Hint: Use the scikit learn LinearRegression module.

ANSWER

(a) Create a scatter plot of your training data.

(b) Estimate a linear regression model ($y = a_0 + a_1 x$) for the training data and calculate both the $R^2$ value and mean square error for the fit of that model for the training data. Also provide the equation representing the estimated model (e.g. $y = a_0 + a_1 x$, but with the estimated coefficients inserted. Consider this your baseline model against which you will compare other model options.

(c) If features can be nonlinearly transformed, a linear model may incorporate those non-linear feature transformation relationships in the training process. From looking at the scatter plot of the training data, choose a transformation of the predictor variable, $x$ that may make sense for these data. This will be a multiple regression model of the form $y = a_0 + a_1 x_1 + a_2 x_2 + \ldots + a_n x_n$. Here $x_i$ could be any transformations of x - perhaps it's $\frac{1}{x}$, $log(x)$, $sin(x)$, $x^k$ (where $k$ is any power of your choosing). Provide the estimated equation for this multiple regression model (e.g. if you chose your predictors to be $x_1 = x$ and $x_2 = log(x)$, your model would be of the form $y = a_0 + a_1 x + a_2 log(x)$. Also provide the $R^2$ and mean square error of the fit for the training data.

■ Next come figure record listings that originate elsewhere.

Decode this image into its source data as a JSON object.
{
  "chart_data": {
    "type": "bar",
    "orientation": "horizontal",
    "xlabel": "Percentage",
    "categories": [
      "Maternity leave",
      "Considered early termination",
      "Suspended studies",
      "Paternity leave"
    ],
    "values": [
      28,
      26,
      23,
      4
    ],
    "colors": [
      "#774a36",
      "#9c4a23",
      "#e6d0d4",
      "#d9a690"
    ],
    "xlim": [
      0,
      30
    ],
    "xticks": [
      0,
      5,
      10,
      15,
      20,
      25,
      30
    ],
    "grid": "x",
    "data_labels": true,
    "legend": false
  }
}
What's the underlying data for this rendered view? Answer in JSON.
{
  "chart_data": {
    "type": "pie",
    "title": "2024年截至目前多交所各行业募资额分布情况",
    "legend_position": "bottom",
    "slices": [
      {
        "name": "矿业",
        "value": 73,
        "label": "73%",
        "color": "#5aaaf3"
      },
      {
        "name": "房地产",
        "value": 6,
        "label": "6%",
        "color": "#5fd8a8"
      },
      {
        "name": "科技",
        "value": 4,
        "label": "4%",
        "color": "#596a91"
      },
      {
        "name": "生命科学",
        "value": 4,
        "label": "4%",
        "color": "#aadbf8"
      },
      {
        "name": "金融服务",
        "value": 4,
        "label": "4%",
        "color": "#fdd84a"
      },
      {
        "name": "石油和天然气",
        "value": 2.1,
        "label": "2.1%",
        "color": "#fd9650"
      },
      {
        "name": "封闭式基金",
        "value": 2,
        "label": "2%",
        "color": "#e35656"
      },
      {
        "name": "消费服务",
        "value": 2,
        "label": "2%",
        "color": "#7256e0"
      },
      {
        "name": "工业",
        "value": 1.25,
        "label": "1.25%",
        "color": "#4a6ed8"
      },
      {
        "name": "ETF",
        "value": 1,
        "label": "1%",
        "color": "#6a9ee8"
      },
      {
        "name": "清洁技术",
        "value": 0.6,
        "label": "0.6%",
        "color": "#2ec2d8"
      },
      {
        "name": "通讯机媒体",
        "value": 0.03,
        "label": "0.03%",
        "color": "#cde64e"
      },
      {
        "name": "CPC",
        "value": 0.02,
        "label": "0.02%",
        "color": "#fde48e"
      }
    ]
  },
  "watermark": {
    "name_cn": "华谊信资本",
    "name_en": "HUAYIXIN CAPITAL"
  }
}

(d) Using both of the models you created here in (b) and (c), plot the original data (as a scatter plot) and the two curves representing your models (each as a separate line).

(e) Using the models above, apply them to the test data and estimate the $R^2$ and mean square error of the test dataset.

(f) Which models perform better on the training data, and which on the test data? Why?

The transformed model worked significantly better on the training data, and slightly better on the test data. The model performed significantly better on the training data because it had more flexibility. In a regression model, the more degrees of freedom a model has the more flexible it becomes. Generally, the more flexible a model is the better it performs on training data.

For the test data, the two models were almost identicle with the transformed data performing slightly better in terms of MSE. The linear model performs poorly because the data does not appear to be linear but the model is. The transformed model is non linear and thus has a slight advantage in this regaurd.

(g) Imagine that the test data were significantly different from the training dataset. How might this affect the predictive capability of your model? Why?

If the test data is significantly different from the training data, the model is likely to perform very poorly on it. The model is created to predict data that follows a similar distribution as the training. If the test data does not look like this training data, than the model is far less effective. The training and test data must be similar for the model to be effective.